With escrow funded, you can trade. create_order and submit_order debit the escrow balance; cancel_order releases the reservation. No additional escrow calls are needed during normal trading — the balance just gets spent.
order = client.create_order(
    market_id="2eeb03dc-404b-41d5-bc57-6aeb37927ae6",
    outcome_id="a114f052-1fd1-4bcd-b9cf-de019db81b67",
    side="buy",
    order_type="market",
    amount=5.0,
    denom="usdc",
    slippage_pct=30.0,
)

5. Withdraw

Withdrawals are a two-step timelock. You first request a withdrawal; after a contract-enforced delay (~1 hour in production), you claim it. You can also cancel a pending request. The timelock is a security feature — it gives the user a window to detect and abort an unauthorized withdrawal even if the operator key were compromised.

Request

tx = client.escrow.withdraw_tx("request", amount=10.0)
# Sign and send. After the timelock, the funds become claimable.

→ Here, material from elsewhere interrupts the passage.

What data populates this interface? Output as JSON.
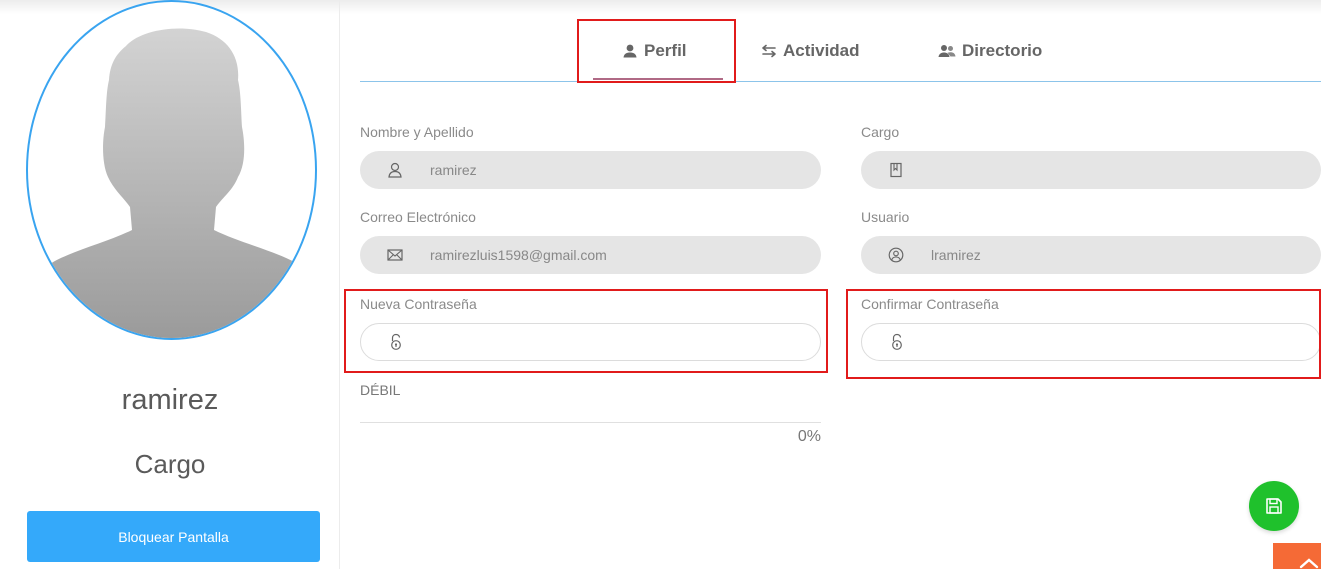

Inspect pending withdrawals

state = client.escrow.withdrawals(include="pending,events")
# state.pending is a list of pending requests with their `claimable_at` timestamps.
for req in state["pending"]:
    print(req["amount"], "claimable at", req["claimable_at"])

Claim

Once claimable_at has passed, claim the funds — they move from escrow to your wallet.
tx = client.escrow.withdraw_tx("claim")
claim does not take an amount. It claims all matured requests at once. The escrow tracks individual request maturities; only matured ones settle.

Cancel

If you change your mind during the timelock window, cancel a pending request and the funds remain in escrow as free balance.
tx = client.escrow.withdraw_tx("cancel")

Errors you might hit

  • MissingWalletAddressclient.escrow.* requires wallet_address on the exchange constructor. Pass it explicitly.
  • ValidationError: amount precision exceeds 6 decimals — round before passing.
  • InsufficientEscrowBalance (during a trade) — deposit more before retrying, or wait for matured withdrawals to clear pending positions.
  • HostedTradingError (5xx) — transient server error; retry with backoff. See Hosted errors.